A Birth Father’s Role in Your Colorado Adoption

As a birth father, your role in the adoption process does not necessarily begin and end with giving consent. No matter your relationship with the birth mother, you can always ask to take part in adoption planning. She might accept, or she might refuse—as is her right. If you do get involved, however, you may be able to:

  • Provide your opinion when considering adoption options and making decisions. Your relationship may determine when your input is wanted or considered. Having a discussion beforehand may help you to avoid conflict.
  • Support the birth mother during the adoption process in Colorado. This could be emotional support, or it could involve completing various errands or chores to help reduce her stress. In more strenuous circumstances, such as an unplanned pregnancy, this may be doubly important. 
  • Meet your child’s adoptive family and build a relationship with them
  • Be involved in your child’s life and milestones in whatever way you are most comfortable with. 

If you are feeling unsure of your place in the adoption process, a variety of assistance is available to you. Support groups for birth parents, blog posts, video resources, and more can easily be found through online searches. Additionally, our adoption specialists are available to discuss any questions or concerns you may have. 

Communicating and Setting Boundaries During and After the Adoption Process

Gaining some of open adoption’s benefits begins by communicating with the adoptive family. Steady, open, and healthy conversations may assist you in building rapport and forming a friendship. This may be of particular importance for the birth father. Initiating and maintaining contact with the adoptive family may occur less naturally for you than for the birth mother.

When communicating, keep in mind that you are unlikely to agree on everything or meet all of each others’ expectations. Avoid allowing unrealistic expectations and small differences in opinion and values to derail a budding connection. 

Most importantly, make sure to set boundaries with each other early on.

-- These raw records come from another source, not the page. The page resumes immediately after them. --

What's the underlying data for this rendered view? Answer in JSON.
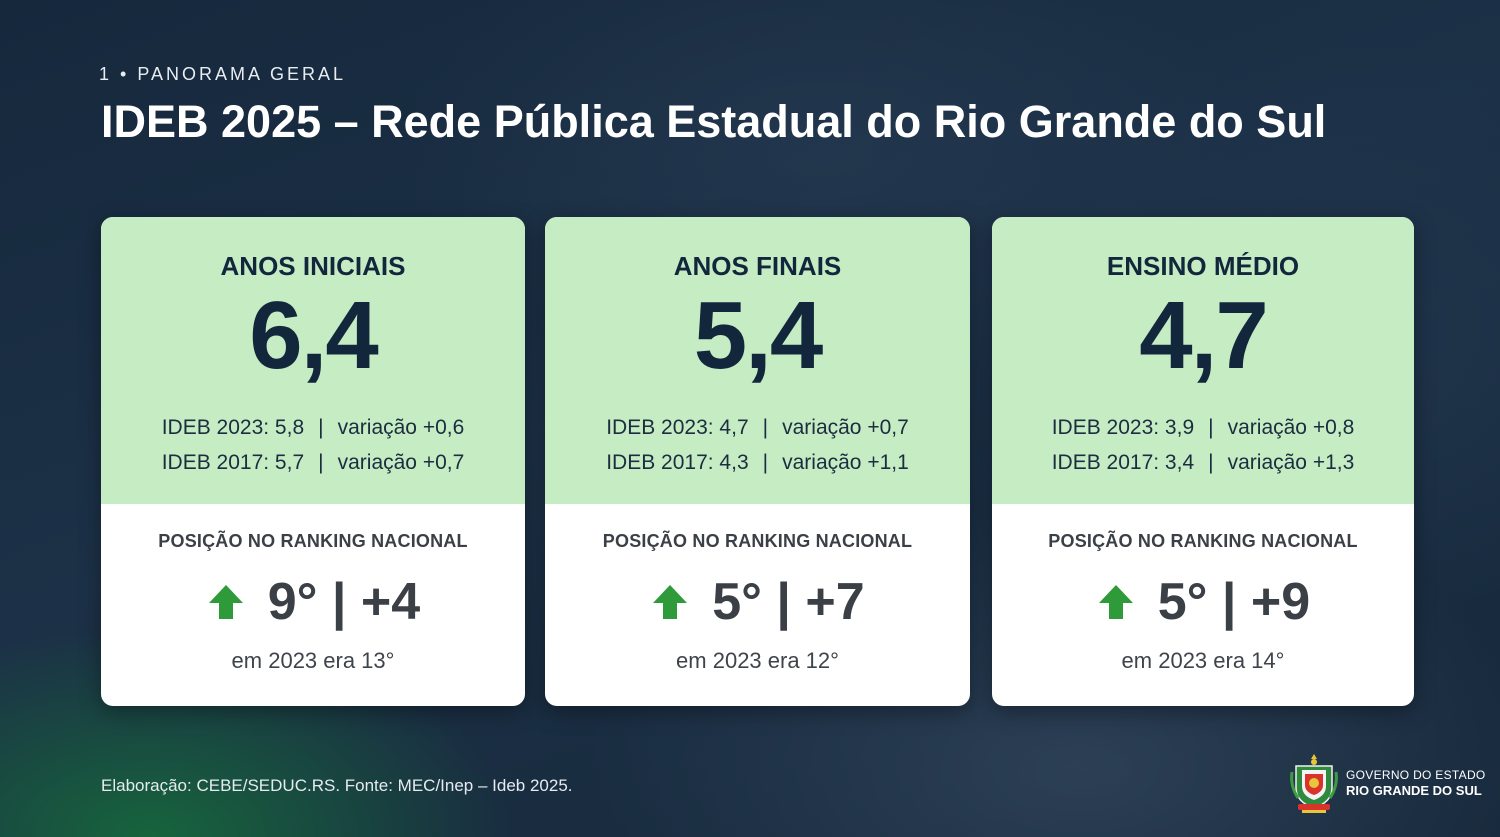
{
  "header": {
    "section": "1 • PANORAMA GERAL",
    "title": "IDEB 2025 – Rede Pública Estadual do Rio Grande do Sul"
  },
  "cards": [
    {
      "title": "ANOS INICIAIS",
      "value": "6,4",
      "line1_left": "IDEB 2023: 5,8",
      "line1_right": "variação +0,6",
      "line2_left": "IDEB 2017: 5,7",
      "line2_right": "variação +0,7",
      "rank_label": "POSIÇÃO NO RANKING NACIONAL",
      "rank": "9° | +4",
      "rank_prev": "em 2023 era 13°"
    },
    {
      "title": "ANOS FINAIS",
      "value": "5,4",
      "line1_left": "IDEB 2023: 4,7",
      "line1_right": "variação +0,7",
      "line2_left": "IDEB 2017: 4,3",
      "line2_right": "variação +1,1",
      "rank_label": "POSIÇÃO NO RANKING NACIONAL",
      "rank": "5° | +7",
      "rank_prev": "em 2023 era 12°"
    },
    {
      "title": "ENSINO MÉDIO",
      "value": "4,7",
      "line1_left": "IDEB 2023: 3,9",
      "line1_right": "variação +0,8",
      "line2_left": "IDEB 2017: 3,4",
      "line2_right": "variação +1,3",
      "rank_label": "POSIÇÃO NO RANKING NACIONAL",
      "rank": "5° | +9",
      "rank_prev": "em 2023 era 14°"
    }
  ],
  "separator": "|",
  "footer": {
    "source": "Elaboração: CEBE/SEDUC.RS. Fonte: MEC/Inep – Ideb 2025.",
    "gov_line1": "GOVERNO DO ESTADO",
    "gov_line2": "RIO GRANDE DO SUL"
  },
  "icons": {
    "arrow": "arrow-up-icon",
    "logo": "state-coat-of-arms-icon"
  },
  "colors": {
    "card_top": "#c6ecc4",
    "arrow": "#2e9a3a",
    "navy_text": "#13273c"
  }
}
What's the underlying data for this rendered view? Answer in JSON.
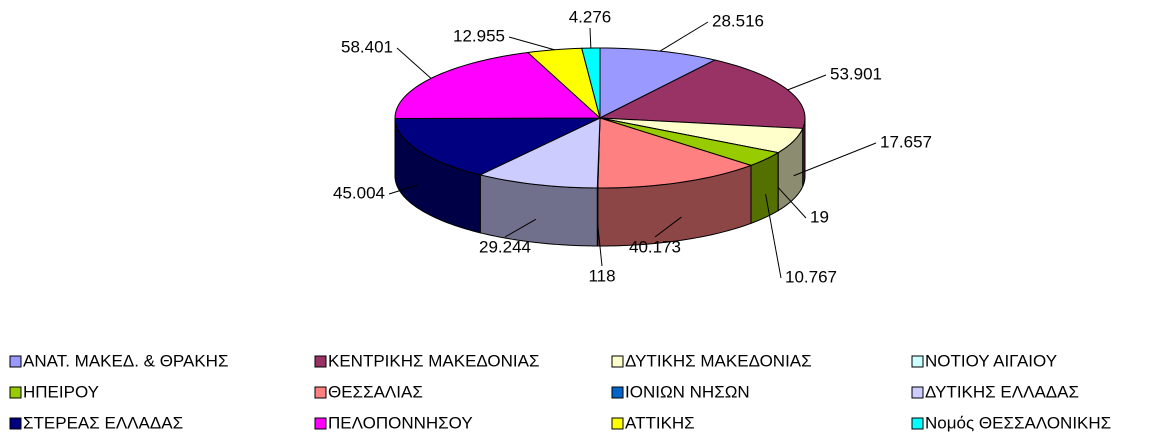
{
  "chart_data": {
    "type": "pie3d",
    "categories": [
      "ΑΝΑΤ. ΜΑΚΕΔ. & ΘΡΑΚΗΣ",
      "ΚΕΝΤΡΙΚΗΣ ΜΑΚΕΔΟΝΙΑΣ",
      "ΔΥΤΙΚΗΣ ΜΑΚΕΔΟΝΙΑΣ",
      "ΝΟΤΙΟΥ ΑΙΓΑΙΟΥ",
      "ΗΠΕΙΡΟΥ",
      "ΘΕΣΣΑΛΙΑΣ",
      "ΙΟΝΙΩΝ ΝΗΣΩΝ",
      "ΔΥΤΙΚΗΣ ΕΛΛΑΔΑΣ",
      "ΣΤΕΡΕΑΣ ΕΛΛΑΔΑΣ",
      "ΠΕΛΟΠΟΝΝΗΣΟΥ",
      "ΑΤΤΙΚΗΣ",
      "Νομός ΘΕΣΣΑΛΟΝΙΚΗΣ"
    ],
    "values": [
      28516,
      53901,
      17657,
      19,
      10767,
      40173,
      118,
      29244,
      45004,
      58401,
      12955,
      4276
    ],
    "value_labels": [
      "28.516",
      "53.901",
      "17.657",
      "19",
      "10.767",
      "40.173",
      "118",
      "29.244",
      "45.004",
      "58.401",
      "12.955",
      "4.276"
    ],
    "colors": [
      "#9999ff",
      "#993366",
      "#ffffcc",
      "#ccffff",
      "#99cc00",
      "#ff8080",
      "#0066cc",
      "#ccccff",
      "#000080",
      "#ff00ff",
      "#ffff00",
      "#00ffff"
    ],
    "legend": "bottom"
  }
}
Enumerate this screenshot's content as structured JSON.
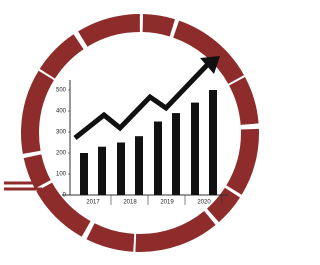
{
  "chart_data": {
    "type": "bar",
    "categories": [
      "2017",
      "2018",
      "2019",
      "2020"
    ],
    "series": [
      {
        "color": "#111111",
        "values": [
          200,
          250,
          350,
          440
        ]
      },
      {
        "color": "#111111",
        "values": [
          230,
          280,
          390,
          500
        ]
      }
    ],
    "ylim": [
      0,
      500
    ],
    "yticks": [
      0,
      100,
      200,
      300,
      400,
      500
    ]
  }
}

Your methods of communication and how often you contact each other should be discussed. Determining and respecting these boundaries may help to build trust and reassure the adoptive family that you are not overstepping. You can always ask to communicate more or less later, but setting an initial bar may benefit everyone.

Is an Open Colorado Adoption the Right Choice for You?

Open adoption provides a number of benefits for birth parents. You may gain reassurance, new friendships, and greater control over the adoption process. Additionally, birth fathers have the opportunity to play a meaningful role in both the adoption process and their child’s life. Though it is not without its challenges, it may provide the greatest opportunity for future communication and relationships. 

At Adoption Choices of Colorado, we understand this choice—and others—can be difficult to make. There is much to consider when making plans for the futures of you and your child. However, our adoption agencies in Colorado are here to provide most of the support you need. From discussing unplanned pregnancy options to helping create your adoption plan, our adoption specialists are ready and willing to assist. All you need to do is ask.